Velilerin bu konuda kaygı duymasının çok doğal olduğunu dile getiren Selçuk, gerekli koşulların sağlanabilmesi, riskin en aza indirilmesi ve kontrollü seviyede tutulabilmesi açısından okullarda yüz yüze eğitim kararının okul öncesi ve ilkokul 1. sınıflarla, sadece iki günle sınırlı olacak şekilde alındığına dikkati çekti.
Selçuk, Bilim Kurulu Toplantısı'nın ardından Sağlık Bakanı Fahrettin Koca'nın okullarda eğitimi "2 artı 5 gün" olarak formülize ettiğinin anımsatılması üzerine, Bilim Kurulu'nun tavsiyelerini çok önemsediklerini ve kararları da istişare ederek aldıklarını söyledi.
Bu kararın gerekçelerine değinen Selçuk, "2 gün okula gidip de 5 gün okula gidilmediğinde o 5 gün ailede, çevrede, servis şöföründe, öğretmende belirtilerin ortaya çıkıp çıkmamasıyla ilgili bir boyuta da sahip.
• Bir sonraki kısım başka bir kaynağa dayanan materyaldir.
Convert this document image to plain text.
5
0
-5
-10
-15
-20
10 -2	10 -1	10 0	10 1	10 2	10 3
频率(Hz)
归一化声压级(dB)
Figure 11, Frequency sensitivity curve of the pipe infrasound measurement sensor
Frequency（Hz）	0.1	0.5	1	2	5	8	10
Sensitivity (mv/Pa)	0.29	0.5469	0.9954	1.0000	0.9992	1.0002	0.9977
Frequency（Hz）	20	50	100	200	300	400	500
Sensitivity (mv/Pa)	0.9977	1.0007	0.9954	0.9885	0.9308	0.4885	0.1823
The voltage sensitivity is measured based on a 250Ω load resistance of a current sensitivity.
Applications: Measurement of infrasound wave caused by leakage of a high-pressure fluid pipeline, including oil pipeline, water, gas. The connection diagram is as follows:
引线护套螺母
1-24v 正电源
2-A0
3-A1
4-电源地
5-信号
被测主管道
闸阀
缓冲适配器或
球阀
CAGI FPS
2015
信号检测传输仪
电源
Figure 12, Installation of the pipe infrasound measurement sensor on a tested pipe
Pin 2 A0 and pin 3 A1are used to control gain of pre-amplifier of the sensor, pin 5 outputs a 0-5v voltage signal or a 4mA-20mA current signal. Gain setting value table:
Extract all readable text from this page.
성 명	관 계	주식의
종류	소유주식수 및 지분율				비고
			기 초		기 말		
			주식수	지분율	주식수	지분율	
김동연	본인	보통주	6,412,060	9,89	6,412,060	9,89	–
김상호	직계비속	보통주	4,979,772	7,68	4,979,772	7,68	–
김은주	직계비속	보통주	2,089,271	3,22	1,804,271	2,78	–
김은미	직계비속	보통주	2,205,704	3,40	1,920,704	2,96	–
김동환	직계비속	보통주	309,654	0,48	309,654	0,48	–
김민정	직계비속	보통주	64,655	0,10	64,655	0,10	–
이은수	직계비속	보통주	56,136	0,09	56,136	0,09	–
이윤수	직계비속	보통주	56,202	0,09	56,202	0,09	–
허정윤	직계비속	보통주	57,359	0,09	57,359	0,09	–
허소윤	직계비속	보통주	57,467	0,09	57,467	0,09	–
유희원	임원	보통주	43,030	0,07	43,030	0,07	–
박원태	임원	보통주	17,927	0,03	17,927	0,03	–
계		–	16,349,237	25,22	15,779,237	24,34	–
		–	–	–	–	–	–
O nedenle şimdilik 2 artı 5 gün ama koşullar değişirse elbette günler de sayılar da değişir." ifadelerini kullandı.
Hiç kimseyi zorlamak istemediklerini, bunun sadece akademik bir karar değil psikolojik, sosyolojik bir karar olduğunu belirten Selçuk, bu anlamda velilerin güveninin oluşmasının da önemine vurgu yaptı.
Bakan Selçuk, okulların alınan tedbirlerle ilgili velileri bilgilendirdiğini, resmi okullardaki yaklaşık 60 bin ilkokul 1. sınıf öğretmeninin veli toplantıları düzenlediğini dile getirerek, Avrupa ülkelerinin tamamına yakınının tüm sınıfları tam zamanlı olarak açtığına dikkati çekti.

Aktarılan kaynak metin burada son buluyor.